Giovanni Simeone non sta disputando di certo la sua migliore stagione in Serie A.

Nonostante la Fiorentina disti solo 3 punti dalla zona Europa League e si sia qualificata per le semifinali di Coppa Italia, l’apporto in zona gol del Cholito è stato tutt’altro che esaltante. Ben 26 partite disputate in stagione, appena 7 i gol segnati, ma il suo percorso di risalita è appena cominciato, a detta delle statistiche.

L’arrivo a Firenze di Luis Muriel a gennaio lo aveva di fatto ufficialmente relegato al ruolo di riserva, ma forse era proprio questo ciò che l’argentino classe 1995 ex Genoa stava cercando. Dall’arrivo del collega di reparto colombiano, infatti, Simeone è andato in gol 3 volte e ha fornito 2 assist per i compagni.

Da titolare fisso, prevedibile e spesso inutile alla manovra, il figlio del Cholo è diventato un closer, uno “spaccapartite” in grado di ribaltare l’inerzia del match entrando in campo a partita in corso.

Era successo contro la Roma in Coppa Italia ed è successo ancora, due giorni fa, contro la Spal. Il numero 9 è subentrato e ha segnato, permettendo alla sua squadra di giocare la parte finale di gara in totale tranquillità. In Coppa gli erano bastati 17 minuti totali, nello scorso weekend uno in più.

Il calcio moderno, specie quello italiano, vive di giocate individuali, episodi e prodezze dei singoli. Il ruolo della “riserva d’oro”, termine ormai d’annata, quindi, sta diventando, oggi, sempre più importante.

Lo era stato Douglas Costa durante la trionfale scorsa stagione della Juventus, lo era stato Kevin Prince Boateng nel primo Milan di Allegri.
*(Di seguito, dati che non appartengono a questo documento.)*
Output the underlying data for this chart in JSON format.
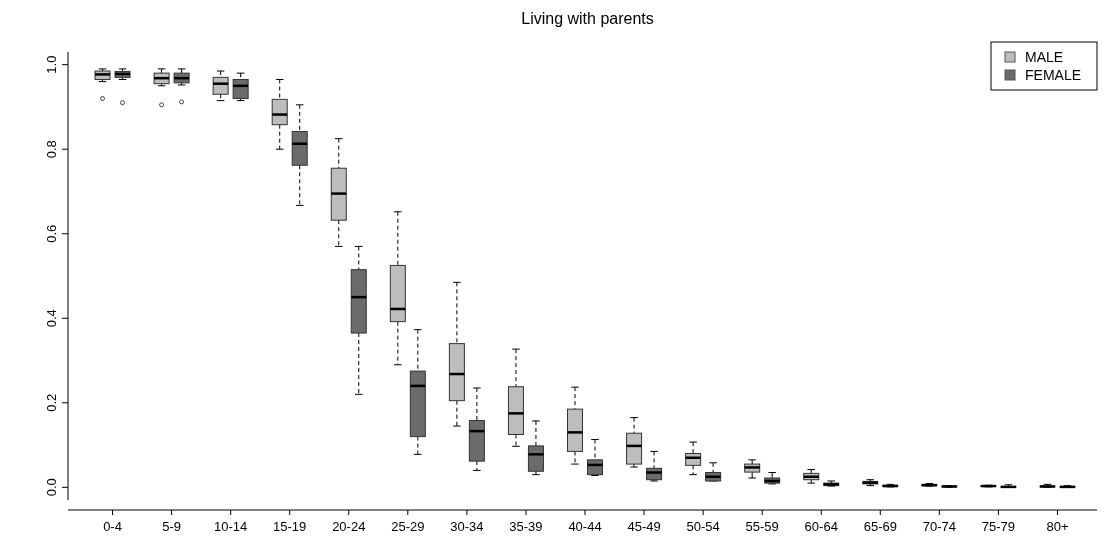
{
  "chart_data": {
    "type": "box",
    "title": "Living with parents",
    "categories": [
      "0-4",
      "5-9",
      "10-14",
      "15-19",
      "20-24",
      "25-29",
      "30-34",
      "35-39",
      "40-44",
      "45-49",
      "50-54",
      "55-59",
      "60-64",
      "65-69",
      "70-74",
      "75-79",
      "80+"
    ],
    "ylim": [
      -0.03,
      1.03
    ],
    "yticks": [
      {
        "value": 0,
        "label": "0.0"
      },
      {
        "value": 0.2,
        "label": "0.2"
      },
      {
        "value": 0.4,
        "label": "0.4"
      },
      {
        "value": 0.6,
        "label": "0.6"
      },
      {
        "value": 0.8,
        "label": "0.8"
      },
      {
        "value": 1,
        "label": "1.0"
      }
    ],
    "legend": "top right",
    "line_style": "dashed",
    "grid": false,
    "series": [
      {
        "name": "MALE",
        "color": "#bdbdbd",
        "boxes": [
          {
            "low": 0.96,
            "q1": 0.965,
            "median": 0.977,
            "q3": 0.985,
            "high": 0.99,
            "outliers": [
              0.92
            ]
          },
          {
            "low": 0.95,
            "q1": 0.955,
            "median": 0.968,
            "q3": 0.98,
            "high": 0.99,
            "outliers": [
              0.905
            ]
          },
          {
            "low": 0.915,
            "q1": 0.93,
            "median": 0.955,
            "q3": 0.97,
            "high": 0.985
          },
          {
            "low": 0.8,
            "q1": 0.858,
            "median": 0.882,
            "q3": 0.918,
            "high": 0.965
          },
          {
            "low": 0.57,
            "q1": 0.632,
            "median": 0.695,
            "q3": 0.755,
            "high": 0.825
          },
          {
            "low": 0.29,
            "q1": 0.392,
            "median": 0.422,
            "q3": 0.525,
            "high": 0.652
          },
          {
            "low": 0.145,
            "q1": 0.205,
            "median": 0.268,
            "q3": 0.34,
            "high": 0.485
          },
          {
            "low": 0.097,
            "q1": 0.125,
            "median": 0.175,
            "q3": 0.238,
            "high": 0.327
          },
          {
            "low": 0.055,
            "q1": 0.085,
            "median": 0.13,
            "q3": 0.185,
            "high": 0.237
          },
          {
            "low": 0.048,
            "q1": 0.055,
            "median": 0.098,
            "q3": 0.128,
            "high": 0.165
          },
          {
            "low": 0.03,
            "q1": 0.052,
            "median": 0.07,
            "q3": 0.08,
            "high": 0.107
          },
          {
            "low": 0.022,
            "q1": 0.036,
            "median": 0.047,
            "q3": 0.055,
            "high": 0.065
          },
          {
            "low": 0.01,
            "q1": 0.018,
            "median": 0.025,
            "q3": 0.033,
            "high": 0.042
          },
          {
            "low": 0.004,
            "q1": 0.008,
            "median": 0.011,
            "q3": 0.014,
            "high": 0.018
          },
          {
            "low": 0.003,
            "q1": 0.004,
            "median": 0.005,
            "q3": 0.007,
            "high": 0.009
          },
          {
            "low": 0.001,
            "q1": 0.002,
            "median": 0.003,
            "q3": 0.004,
            "high": 0.005
          },
          {
            "low": 0,
            "q1": 0.001,
            "median": 0.002,
            "q3": 0.003,
            "high": 0.007
          }
        ]
      },
      {
        "name": "FEMALE",
        "color": "#6b6b6b",
        "boxes": [
          {
            "low": 0.965,
            "q1": 0.97,
            "median": 0.978,
            "q3": 0.984,
            "high": 0.99,
            "outliers": [
              0.91
            ]
          },
          {
            "low": 0.952,
            "q1": 0.957,
            "median": 0.968,
            "q3": 0.98,
            "high": 0.99,
            "outliers": [
              0.912
            ]
          },
          {
            "low": 0.915,
            "q1": 0.92,
            "median": 0.95,
            "q3": 0.965,
            "high": 0.98
          },
          {
            "low": 0.667,
            "q1": 0.762,
            "median": 0.813,
            "q3": 0.842,
            "high": 0.905
          },
          {
            "low": 0.22,
            "q1": 0.365,
            "median": 0.45,
            "q3": 0.515,
            "high": 0.57
          },
          {
            "low": 0.078,
            "q1": 0.12,
            "median": 0.24,
            "q3": 0.275,
            "high": 0.373
          },
          {
            "low": 0.04,
            "q1": 0.062,
            "median": 0.133,
            "q3": 0.158,
            "high": 0.235
          },
          {
            "low": 0.03,
            "q1": 0.038,
            "median": 0.078,
            "q3": 0.098,
            "high": 0.157
          },
          {
            "low": 0.028,
            "q1": 0.03,
            "median": 0.053,
            "q3": 0.065,
            "high": 0.113
          },
          {
            "low": 0.015,
            "q1": 0.018,
            "median": 0.035,
            "q3": 0.045,
            "high": 0.085
          },
          {
            "low": 0.015,
            "q1": 0.015,
            "median": 0.025,
            "q3": 0.035,
            "high": 0.058
          },
          {
            "low": 0.008,
            "q1": 0.01,
            "median": 0.015,
            "q3": 0.022,
            "high": 0.035
          },
          {
            "low": 0.003,
            "q1": 0.004,
            "median": 0.007,
            "q3": 0.01,
            "high": 0.015
          },
          {
            "low": 0.001,
            "q1": 0.002,
            "median": 0.003,
            "q3": 0.005,
            "high": 0.007
          },
          {
            "low": 0,
            "q1": 0.001,
            "median": 0.002,
            "q3": 0.003,
            "high": 0.004
          },
          {
            "low": 0,
            "q1": 0,
            "median": 0.001,
            "q3": 0.002,
            "high": 0.006
          },
          {
            "low": 0,
            "q1": 0,
            "median": 0.001,
            "q3": 0.002,
            "high": 0.004
          }
        ]
      }
    ]
  }
}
Il tecnico toscano è senza dubbio stato uno dei primi allenatori italiani a cucire su misura di uno dei suoi calciatori un ruolo inedito. Ad avere un asso nella manica, un dodicesimo uomo che potesse sempre permettergli di mettere in ghiaccio risultati in bilico o di sbloccare partite ostiche.

Pioli è diverso da Allegri, certo; Simeone è diverso dai suoi due predecessori sopracitati. Senza voler azzardare paragoni affrettati e fuoriluogo, però, possiamo dire che il Cholito sta tornando e, per i sogni di gloria dei tifosi viola, questa è un’ottima notizia.